Alison Moritsugu

Alison Moritsugu was born and raised in Hawai‘i and left the islands after high school. She received a BFA from Washington University in St. Louis, Missouri and an MFA from the School of Visual Arts in New York. She lives and works in Beacon, NY.

Moritsugu’s work has been exhibited in solo shows at the Honolulu Museum of Art at First Hawaiian Center; Lux Art Institute, CA; Littlejohn Contemporary, NY; John Michael Kohler Arts Center, WI; and the Knoxville Museum of Art, TN. Group exhibitions include the Maier Museum of Art, VA; Palmer Museum, Penn State University, PA; Virginia Museum of Contemporary Art; Frost Art Museum at Florida International University; and Kemper Museum of Contemporary Art, MO. In 2011, Moritsugu completed a mosaic commission for the MTA Arts for Transit in New York City. She received a New York Foundation for the Arts Fellowship in painting and participated in residencies at the Cité International des Arts, Yaddo, The MacDowell Colony, and The Marie Walsh Sharpe Space Program. Her next solo show will be in May 2015 at Littlejohn Contemporary in New York.

Artist Statement:
In my log paintings, I examine the contrivances found in landscape paintings of the 18th and 19th centuries. These landscapes, by artists such as Albert Bierstadt and Frederic Edwin Church, were deeply rooted in the political constructs of the time and depicted the land as a bountiful Eden, a limitless frontier ripe for conquest. I take these images out of their familiar context, the framed canvas, and paint directly on wood slices with bark intact. These landscapes appear as an homage to the idyllic art of the Hudson River School yet, by viewing the painting’s surface, the cross section of a tree, any sense of nostalgia or celebration of nature is countered by the evidence of its destruction.

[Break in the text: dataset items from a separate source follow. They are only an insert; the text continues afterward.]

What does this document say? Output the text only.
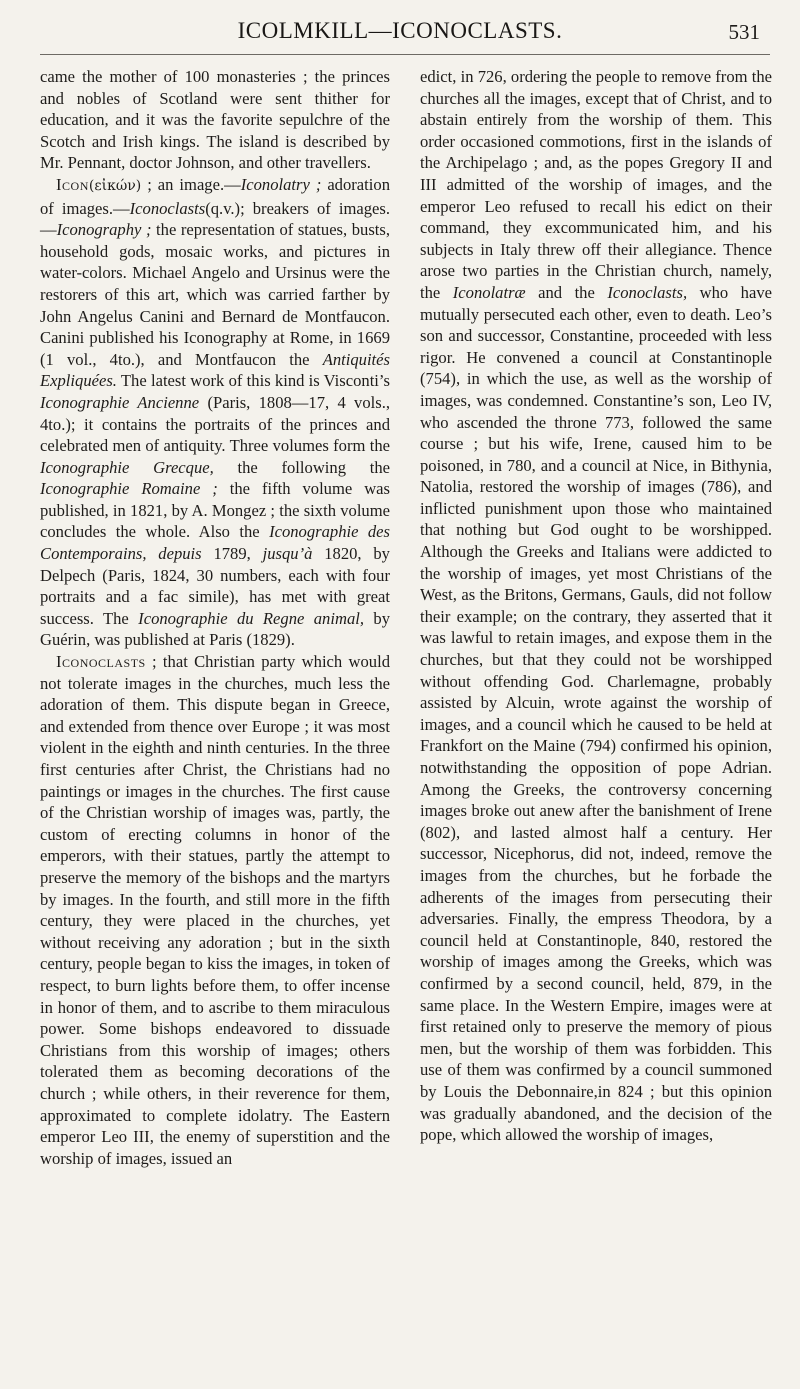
ICOLMKILL—ICONOCLASTS.	531

came the mother of 100 monasteries ; the princes and nobles of Scotland were sent thither for education, and it was the favorite sepulchre of the Scotch and Irish kings. The island is described by Mr. Pennant, doctor Johnson, and other travellers.

Icon(εἰκών) ; an image.—Iconolatry ; adoration of images.—Iconoclasts(q.v.); breakers of images.—Iconography ; the representation of statues, busts, household gods, mosaic works, and pictures in water-colors. Michael Angelo and Ursinus were the restorers of this art, which was carried farther by John Angelus Canini and Bernard de Montfaucon. Canini published his Iconography at Rome, in 1669 (1 vol., 4to.), and Montfaucon the Antiquités Expliquées. The latest work of this kind is Visconti’s Iconographie Ancienne (Paris, 1808—17, 4 vols., 4to.); it contains the portraits of the princes and celebrated men of antiquity. Three volumes form the Iconographie Grecque, the following the Iconographie Romaine ; the fifth volume was published, in 1821, by A. Mongez ; the sixth volume concludes the whole. Also the Iconographie des Contemporains, depuis 1789, jusqu’à 1820, by Delpech (Paris, 1824, 30 numbers, each with four portraits and a fac simile), has met with great success. The Iconographie du Regne animal, by Guérin, was published at Paris (1829).

Iconoclasts ; that Christian party which would not tolerate images in the churches, much less the adoration of them. This dispute began in Greece, and extended from thence over Europe ; it was most violent in the eighth and ninth centuries. In the three first centuries after Christ, the Christians had no paintings or images in the churches. The first cause of the Christian worship of images was, partly, the custom of erecting columns in honor of the emperors, with their statues, partly the attempt to preserve the memory of the bishops and the martyrs by images. In the fourth, and still more in the fifth century, they were placed in the churches, yet without receiving any adoration ; but in the sixth century, people began to kiss the images, in token of respect, to burn lights before them, to offer incense in honor of them, and to ascribe to them miraculous power. Some bishops endeavored to dissuade Christians from this worship of images; others tolerated them as becoming decorations of the church ; while others, in their reverence for them, approximated to complete idolatry. The Eastern emperor Leo III, the enemy of superstition and the worship of images, issued an

edict, in 726, ordering the people to remove from the churches all the images, except that of Christ, and to abstain entirely from the worship of them. This order occasioned commotions, first in the islands of the Archipelago ; and, as the popes Gregory II and III admitted of the worship of images, and the emperor Leo refused to recall his edict on their command, they excommunicated him, and his subjects in Italy threw off their allegiance. Thence arose two parties in the Christian church, namely, the Iconolatræ and the Iconoclasts, who have mutually persecuted each other, even to death. Leo’s son and successor, Constantine, proceeded with less rigor. He convened a council at Constantinople (754), in which the use, as well as the worship of images, was condemned. Constantine’s son, Leo IV, who ascended the throne 773, followed the same course ; but his wife, Irene, caused him to be poisoned, in 780, and a council at Nice, in Bithynia, Natolia, restored the worship of images (786), and inflicted punishment upon those who maintained that nothing but God ought to be worshipped. Although the Greeks and Italians were addicted to the worship of images, yet most Christians of the West, as the Britons, Germans, Gauls, did not follow their example; on the contrary, they asserted that it was lawful to retain images, and expose them in the churches, but that they could not be worshipped without offending God. Charlemagne, probably assisted by Alcuin, wrote against the worship of images, and a council which he caused to be held at Frankfort on the Maine (794) confirmed his opinion, notwithstanding the opposition of pope Adrian. Among the Greeks, the controversy concerning images broke out anew after the banishment of Irene (802), and lasted almost half a century. Her successor, Nicephorus, did not, indeed, remove the images from the churches, but he forbade the adherents of the images from persecuting their adversaries. Finally, the empress Theodora, by a council held at Constantinople, 840, restored the worship of images among the Greeks, which was confirmed by a second council, held, 879, in the same place. In the Western Empire, images were at first retained only to preserve the memory of pious men, but the worship of them was forbidden. This use of them was confirmed by a council summoned by Louis the Debonnaire,in 824 ; but this opinion was gradually abandoned, and the decision of the pope, which allowed the worship of images,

My work reveals how idealized images of the land shape our concept of the natural world – in essence, how our experiences are mediated by the mechanisms of art and culture. Painters throughout art history from the Northern Song, Baroque, Rococo and Hudson River School tailored their depictions of nature to serve an artistic narrative. Today, photoshopped images of verdant forests and unspoiled beaches invite us to vacation and sightsee, providing a false sense of assurance that the wilderness will always exist. By exploring idealized views of nature, my work acknowledges our more complex and precarious relationship with the environment.